Gerade das Verhandeln so ab der dritten Runde macht doch den Reiz, wenn sich langsam Grenzkonflikte anbahnen und mein sein (Lügen)Netzwerk aufbaut, um sich einen temporären Vorteil zu verschaffen.
Genauso in der Agenda-Phase, wenn es darum geht, unbedingt eine galaxisweite Verkleinerung der Flotte zu bewirken, damit Spieler X möglichst viele seiner Schlachtschiffe entfernen muss.
Hach, es wird mal wieder Zeit. ^^
FlyingDutch schrieb am
Hühnermensch hat geschrieben: ?18.11.2019 17:04
M_Coaster hat geschrieben: ?18.11.2019 16:55 Erstens kann man mit etwas Erfahrung TI4 an einem Abend recht zügig spielen. Man kann bei 3 Spielern (was nicht ganz optimal ist) durchaus in 3 Stunden durch sein.
3 Stunden? 8O Inklusive Aufbau? Da muss jeder Spieler aber echt immer genau wissen, was er tut und jede Agenda-Phase flugs vorbei sein.
Und jegliches Meta-Gaming wie Diskussionen und Verhandlungen müsste auf ein absolutes Minimum reduziert werden. Ist in den Gruppen in denen ich spiele nicht vorstellbar. Bei uns kann sich das auch mal bis zu 10 Stunden ziehen und das führt leider dazu, dass es meist im Regal liegen bleibt und andere Spiele vorgezogen werden.
Auf der anderen Seite habe ich etwas, wo ich mich mit meiner Alten-Säcke-Gang in der Rente beschäftigen kann :)
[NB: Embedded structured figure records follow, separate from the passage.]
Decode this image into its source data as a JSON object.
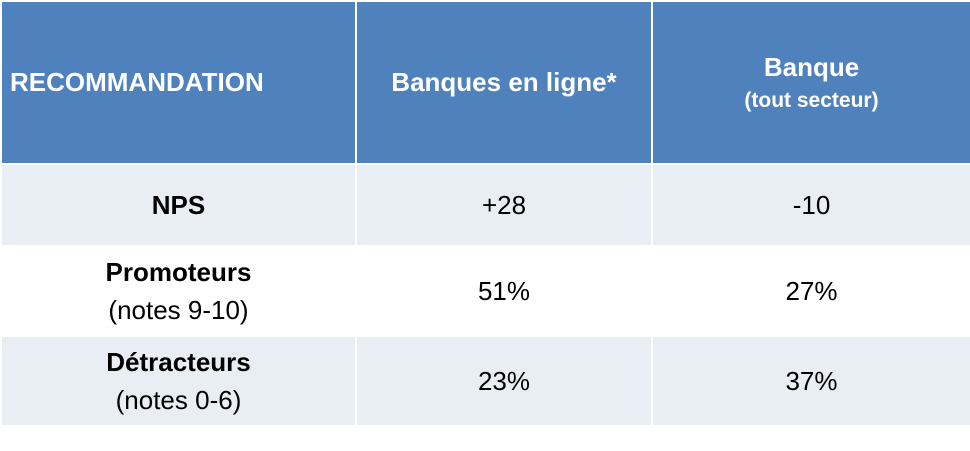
{
  "header": {
    "col1": "RECOMMANDATION",
    "col2": "Banques en ligne*",
    "col3_title": "Banque",
    "col3_sub": "(tout secteur)"
  },
  "rows": [
    {
      "label": "NPS",
      "sub": "",
      "online": "+28",
      "bank": "-10"
    },
    {
      "label": "Promoteurs",
      "sub": "(notes 9-10)",
      "online": "51%",
      "bank": "27%"
    },
    {
      "label": "Détracteurs",
      "sub": "(notes 0-6)",
      "online": "23%",
      "bank": "37%"
    }
  ],
  "colors": {
    "header_bg": "#4f81bd",
    "row_light": "#e9edf4",
    "row_white": "#ffffff"
  }
}
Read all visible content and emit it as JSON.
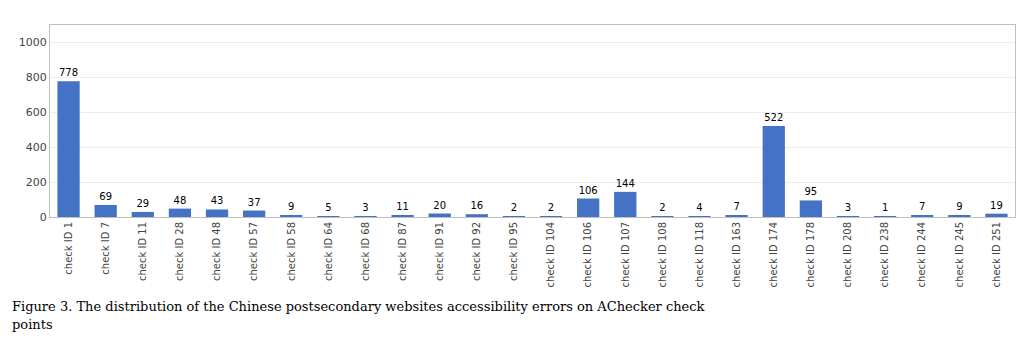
{
  "chart_data": {
    "type": "bar",
    "categories": [
      "check ID 1",
      "check ID 7",
      "check ID 11",
      "check ID 28",
      "check ID 48",
      "check ID 57",
      "check ID 58",
      "check ID 64",
      "check ID 68",
      "check ID 87",
      "check ID 91",
      "check ID 92",
      "check ID 95",
      "check ID 104",
      "check ID 106",
      "check ID 107",
      "check ID 108",
      "check ID 118",
      "check ID 163",
      "check ID 174",
      "check ID 178",
      "check ID 208",
      "check ID 238",
      "check ID 244",
      "check ID 245",
      "check ID 251"
    ],
    "values": [
      778,
      69,
      29,
      48,
      43,
      37,
      9,
      5,
      3,
      11,
      20,
      16,
      2,
      2,
      106,
      144,
      2,
      4,
      7,
      522,
      95,
      3,
      1,
      7,
      9,
      19
    ],
    "color": "#4472C4",
    "ylim": [
      0,
      1100
    ],
    "yticks": [
      0,
      200,
      400,
      600,
      800,
      1000
    ],
    "grid": true,
    "data_labels": true,
    "annotations": [
      "Figure 3. The distribution of the Chinese postsecondary websites accessibility errors on AChecker check",
      "points"
    ]
  }
}
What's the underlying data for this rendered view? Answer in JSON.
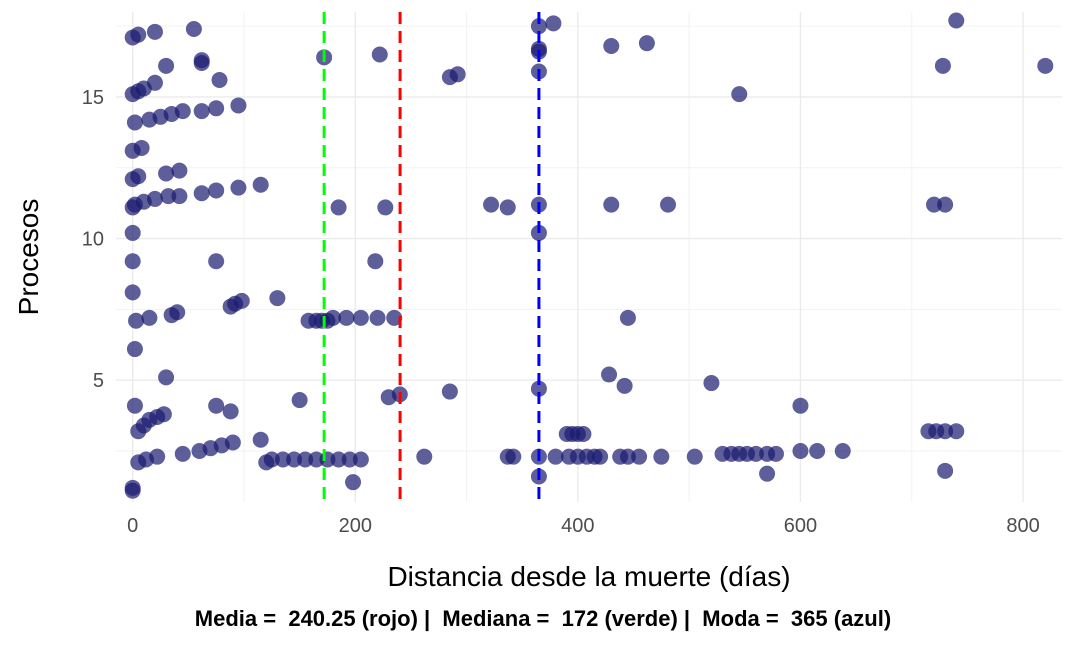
{
  "chart_data": {
    "type": "scatter",
    "xlabel": "Distancia desde la muerte (días)",
    "ylabel": "Procesos",
    "xlim": [
      -15,
      835
    ],
    "ylim": [
      0.7,
      18
    ],
    "x_ticks": [
      0,
      200,
      400,
      600,
      800
    ],
    "y_ticks": [
      5,
      10,
      15
    ],
    "grid": true,
    "point_color": "#191970",
    "point_opacity": 0.7,
    "reference_lines": [
      {
        "label": "Media",
        "value": 240.25,
        "color": "#ff0000"
      },
      {
        "label": "Mediana",
        "value": 172,
        "color": "#00ff00"
      },
      {
        "label": "Moda",
        "value": 365,
        "color": "#0000ff"
      }
    ],
    "caption": "Media =  240.25 (rojo) |  Mediana =  172 (verde) |  Moda =  365 (azul)",
    "points": [
      [
        0,
        17.1
      ],
      [
        5,
        17.2
      ],
      [
        20,
        17.3
      ],
      [
        55,
        17.4
      ],
      [
        365,
        17.5
      ],
      [
        378,
        17.6
      ],
      [
        740,
        17.7
      ],
      [
        172,
        16.4
      ],
      [
        222,
        16.5
      ],
      [
        365,
        16.6
      ],
      [
        365,
        16.7
      ],
      [
        430,
        16.8
      ],
      [
        462,
        16.9
      ],
      [
        30,
        16.1
      ],
      [
        62,
        16.2
      ],
      [
        62,
        16.3
      ],
      [
        728,
        16.1
      ],
      [
        820,
        16.1
      ],
      [
        0,
        15.1
      ],
      [
        5,
        15.2
      ],
      [
        10,
        15.3
      ],
      [
        20,
        15.5
      ],
      [
        78,
        15.6
      ],
      [
        285,
        15.7
      ],
      [
        292,
        15.8
      ],
      [
        365,
        15.9
      ],
      [
        545,
        15.1
      ],
      [
        2,
        14.1
      ],
      [
        15,
        14.2
      ],
      [
        25,
        14.3
      ],
      [
        35,
        14.4
      ],
      [
        45,
        14.5
      ],
      [
        62,
        14.5
      ],
      [
        75,
        14.6
      ],
      [
        95,
        14.7
      ],
      [
        0,
        13.1
      ],
      [
        8,
        13.2
      ],
      [
        0,
        12.1
      ],
      [
        5,
        12.2
      ],
      [
        30,
        12.3
      ],
      [
        42,
        12.4
      ],
      [
        115,
        11.9
      ],
      [
        0,
        11.1
      ],
      [
        2,
        11.2
      ],
      [
        10,
        11.3
      ],
      [
        20,
        11.4
      ],
      [
        32,
        11.5
      ],
      [
        42,
        11.5
      ],
      [
        62,
        11.6
      ],
      [
        75,
        11.7
      ],
      [
        95,
        11.8
      ],
      [
        185,
        11.1
      ],
      [
        227,
        11.1
      ],
      [
        322,
        11.2
      ],
      [
        337,
        11.1
      ],
      [
        365,
        11.2
      ],
      [
        430,
        11.2
      ],
      [
        481,
        11.2
      ],
      [
        720,
        11.2
      ],
      [
        730,
        11.2
      ],
      [
        0,
        10.2
      ],
      [
        365,
        10.2
      ],
      [
        0,
        9.2
      ],
      [
        75,
        9.2
      ],
      [
        218,
        9.2
      ],
      [
        0,
        8.1
      ],
      [
        130,
        7.9
      ],
      [
        88,
        7.6
      ],
      [
        92,
        7.7
      ],
      [
        98,
        7.8
      ],
      [
        3,
        7.1
      ],
      [
        15,
        7.2
      ],
      [
        35,
        7.3
      ],
      [
        40,
        7.4
      ],
      [
        158,
        7.1
      ],
      [
        165,
        7.1
      ],
      [
        170,
        7.1
      ],
      [
        175,
        7.1
      ],
      [
        180,
        7.2
      ],
      [
        192,
        7.2
      ],
      [
        205,
        7.2
      ],
      [
        220,
        7.2
      ],
      [
        235,
        7.2
      ],
      [
        445,
        7.2
      ],
      [
        2,
        6.1
      ],
      [
        30,
        5.1
      ],
      [
        428,
        5.2
      ],
      [
        520,
        4.9
      ],
      [
        150,
        4.3
      ],
      [
        285,
        4.6
      ],
      [
        230,
        4.4
      ],
      [
        240,
        4.5
      ],
      [
        365,
        4.7
      ],
      [
        442,
        4.8
      ],
      [
        600,
        4.1
      ],
      [
        2,
        4.1
      ],
      [
        75,
        4.1
      ],
      [
        88,
        3.9
      ],
      [
        5,
        3.2
      ],
      [
        10,
        3.4
      ],
      [
        15,
        3.6
      ],
      [
        22,
        3.7
      ],
      [
        28,
        3.8
      ],
      [
        390,
        3.1
      ],
      [
        395,
        3.1
      ],
      [
        400,
        3.1
      ],
      [
        405,
        3.1
      ],
      [
        715,
        3.2
      ],
      [
        722,
        3.2
      ],
      [
        730,
        3.2
      ],
      [
        740,
        3.2
      ],
      [
        115,
        2.9
      ],
      [
        90,
        2.8
      ],
      [
        80,
        2.7
      ],
      [
        70,
        2.6
      ],
      [
        60,
        2.5
      ],
      [
        45,
        2.4
      ],
      [
        5,
        2.1
      ],
      [
        12,
        2.2
      ],
      [
        22,
        2.3
      ],
      [
        120,
        2.1
      ],
      [
        125,
        2.2
      ],
      [
        135,
        2.2
      ],
      [
        145,
        2.2
      ],
      [
        155,
        2.2
      ],
      [
        165,
        2.2
      ],
      [
        175,
        2.2
      ],
      [
        185,
        2.2
      ],
      [
        195,
        2.2
      ],
      [
        205,
        2.2
      ],
      [
        262,
        2.3
      ],
      [
        337,
        2.3
      ],
      [
        342,
        2.3
      ],
      [
        365,
        2.3
      ],
      [
        380,
        2.3
      ],
      [
        392,
        2.3
      ],
      [
        400,
        2.3
      ],
      [
        408,
        2.3
      ],
      [
        415,
        2.3
      ],
      [
        420,
        2.3
      ],
      [
        438,
        2.3
      ],
      [
        445,
        2.3
      ],
      [
        455,
        2.3
      ],
      [
        475,
        2.3
      ],
      [
        505,
        2.3
      ],
      [
        530,
        2.4
      ],
      [
        538,
        2.4
      ],
      [
        545,
        2.4
      ],
      [
        552,
        2.4
      ],
      [
        560,
        2.4
      ],
      [
        570,
        2.4
      ],
      [
        578,
        2.4
      ],
      [
        600,
        2.5
      ],
      [
        615,
        2.5
      ],
      [
        638,
        2.5
      ],
      [
        0,
        1.1
      ],
      [
        0,
        1.2
      ],
      [
        198,
        1.4
      ],
      [
        365,
        1.6
      ],
      [
        570,
        1.7
      ],
      [
        730,
        1.8
      ]
    ]
  }
}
Tante Edith sagt mir gerade, dass dieser Thread ja schon lange tot ist :(
Hühnermensch schrieb am
M_Coaster hat geschrieben: ?18.11.2019 16:55 Erstens kann man mit etwas Erfahrung TI4 an einem Abend recht zügig spielen. Man kann bei 3 Spielern (was nicht ganz optimal ist) durchaus in 3 Stunden durch sein.
3 Stunden? 8O Inklusive Aufbau? Da muss jeder Spieler aber echt immer genau wissen, was er tut und jede Agenda-Phase flugs vorbei sein.